SAO PAULO (Reuters) - Truck owners removed their vehicles from some key roads in Brazil overnight and early on Sunday as local and federal governments worked on a new proposal to end a nationwide protest that has caused wide disruption to transporting grains and fuel.
President Michel Temer met with government ministers and with some state-level officials early on Sunday in Brasília to discuss proposals to resolve the trucking strike.
The proposals include a 10 percent discount on diesel prices for at least 60 days.
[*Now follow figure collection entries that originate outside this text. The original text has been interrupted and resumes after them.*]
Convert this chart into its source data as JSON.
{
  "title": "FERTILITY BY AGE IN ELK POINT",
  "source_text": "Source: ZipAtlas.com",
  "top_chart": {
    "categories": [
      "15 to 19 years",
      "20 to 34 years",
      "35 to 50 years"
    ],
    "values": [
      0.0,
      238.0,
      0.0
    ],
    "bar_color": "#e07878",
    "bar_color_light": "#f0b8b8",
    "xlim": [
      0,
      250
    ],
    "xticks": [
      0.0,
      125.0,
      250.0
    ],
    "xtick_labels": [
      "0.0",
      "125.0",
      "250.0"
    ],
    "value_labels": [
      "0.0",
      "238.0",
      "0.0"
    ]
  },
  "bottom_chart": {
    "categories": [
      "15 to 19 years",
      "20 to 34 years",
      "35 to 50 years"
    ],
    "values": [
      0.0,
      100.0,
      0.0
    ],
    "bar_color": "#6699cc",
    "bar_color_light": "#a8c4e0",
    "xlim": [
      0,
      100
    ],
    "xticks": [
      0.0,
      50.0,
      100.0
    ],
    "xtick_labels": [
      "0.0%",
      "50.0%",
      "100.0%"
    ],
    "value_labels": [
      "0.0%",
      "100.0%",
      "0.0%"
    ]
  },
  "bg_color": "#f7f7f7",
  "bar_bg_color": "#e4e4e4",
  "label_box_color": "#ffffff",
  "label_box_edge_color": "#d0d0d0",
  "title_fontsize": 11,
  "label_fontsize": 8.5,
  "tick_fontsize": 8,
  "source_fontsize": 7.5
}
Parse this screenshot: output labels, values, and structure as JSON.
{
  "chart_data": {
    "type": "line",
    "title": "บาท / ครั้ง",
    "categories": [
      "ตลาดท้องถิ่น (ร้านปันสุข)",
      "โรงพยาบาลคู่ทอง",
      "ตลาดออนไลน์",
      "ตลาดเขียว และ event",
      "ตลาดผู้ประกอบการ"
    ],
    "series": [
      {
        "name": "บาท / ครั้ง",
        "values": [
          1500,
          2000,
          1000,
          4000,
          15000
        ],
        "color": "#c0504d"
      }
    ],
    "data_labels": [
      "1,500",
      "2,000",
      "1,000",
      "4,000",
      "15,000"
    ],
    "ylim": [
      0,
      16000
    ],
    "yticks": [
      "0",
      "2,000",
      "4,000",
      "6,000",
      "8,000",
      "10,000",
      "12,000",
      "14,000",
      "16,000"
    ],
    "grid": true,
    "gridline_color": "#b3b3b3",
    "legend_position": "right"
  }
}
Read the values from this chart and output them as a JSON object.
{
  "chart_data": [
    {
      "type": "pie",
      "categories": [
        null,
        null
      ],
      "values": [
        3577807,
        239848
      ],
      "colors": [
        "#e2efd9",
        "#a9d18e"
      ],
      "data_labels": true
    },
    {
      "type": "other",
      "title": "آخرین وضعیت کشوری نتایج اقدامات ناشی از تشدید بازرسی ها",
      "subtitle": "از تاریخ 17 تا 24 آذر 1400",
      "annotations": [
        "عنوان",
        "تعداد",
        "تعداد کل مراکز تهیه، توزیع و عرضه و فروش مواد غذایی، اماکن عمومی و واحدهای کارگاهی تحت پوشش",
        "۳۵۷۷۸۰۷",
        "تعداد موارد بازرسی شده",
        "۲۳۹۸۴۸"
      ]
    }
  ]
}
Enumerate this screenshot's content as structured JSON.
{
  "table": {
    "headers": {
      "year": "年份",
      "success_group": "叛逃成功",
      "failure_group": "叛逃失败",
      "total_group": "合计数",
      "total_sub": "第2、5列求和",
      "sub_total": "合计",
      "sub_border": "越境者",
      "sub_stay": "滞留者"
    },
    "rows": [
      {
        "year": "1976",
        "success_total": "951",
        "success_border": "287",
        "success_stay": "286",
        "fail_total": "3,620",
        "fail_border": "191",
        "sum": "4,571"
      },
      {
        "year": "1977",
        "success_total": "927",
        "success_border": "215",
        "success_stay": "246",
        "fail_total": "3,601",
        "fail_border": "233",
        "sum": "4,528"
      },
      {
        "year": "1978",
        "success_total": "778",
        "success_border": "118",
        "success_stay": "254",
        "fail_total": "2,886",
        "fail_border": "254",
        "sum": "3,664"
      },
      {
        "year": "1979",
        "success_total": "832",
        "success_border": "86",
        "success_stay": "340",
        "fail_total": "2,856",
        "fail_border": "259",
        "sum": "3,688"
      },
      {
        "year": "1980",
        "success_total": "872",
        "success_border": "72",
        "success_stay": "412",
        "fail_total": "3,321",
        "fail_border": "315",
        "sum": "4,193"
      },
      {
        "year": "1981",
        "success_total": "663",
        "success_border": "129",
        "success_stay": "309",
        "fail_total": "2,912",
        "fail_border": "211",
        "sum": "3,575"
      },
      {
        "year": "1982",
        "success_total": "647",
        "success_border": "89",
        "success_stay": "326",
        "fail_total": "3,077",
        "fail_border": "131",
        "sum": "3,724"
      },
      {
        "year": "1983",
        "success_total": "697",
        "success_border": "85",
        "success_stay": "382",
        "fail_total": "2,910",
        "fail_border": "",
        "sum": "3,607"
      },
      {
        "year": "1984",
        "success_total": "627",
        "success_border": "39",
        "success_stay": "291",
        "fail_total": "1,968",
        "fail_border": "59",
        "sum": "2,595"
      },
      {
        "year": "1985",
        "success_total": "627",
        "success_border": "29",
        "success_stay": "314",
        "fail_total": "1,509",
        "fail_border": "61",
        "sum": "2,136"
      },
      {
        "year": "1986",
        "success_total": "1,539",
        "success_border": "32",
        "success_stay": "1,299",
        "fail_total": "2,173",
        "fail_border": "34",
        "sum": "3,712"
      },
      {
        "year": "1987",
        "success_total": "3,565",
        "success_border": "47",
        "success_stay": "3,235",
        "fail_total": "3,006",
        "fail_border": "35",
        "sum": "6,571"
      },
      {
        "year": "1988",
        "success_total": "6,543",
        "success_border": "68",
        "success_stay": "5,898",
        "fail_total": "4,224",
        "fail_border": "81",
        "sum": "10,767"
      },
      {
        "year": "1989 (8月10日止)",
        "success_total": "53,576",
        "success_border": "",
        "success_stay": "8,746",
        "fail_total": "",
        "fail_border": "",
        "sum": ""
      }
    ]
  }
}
The federal government would compensate state-run oil company Petrobras SA for any losses from reducing prices.
Truck owners also want toll operators not to charge rear axles that are not in use, such as when trucks pass by the tolls unloaded.
Some trucker groups hinted at accepting those terms late on Saturday in a meeting with the local government in Sao Paulo, home to some of the largest protests.
As a goodwill gesture, trucks started to leave blockades at the Regis Bittencourt federal road, the main corridor linking Brazil’s southeast and south regions.
Local media reported on Sunday morning that fuel was starting to reach gas stations in some major cities in the country.
But there were still several blockades in key roads in the nation, hurting the flow of basic supplies and hampering basic services such as trash collection.
Oil workers, who say they support the protests and oppose Petrobras pricing policy that closely tracks international oil market, announced a strike at refineries for Wednesday.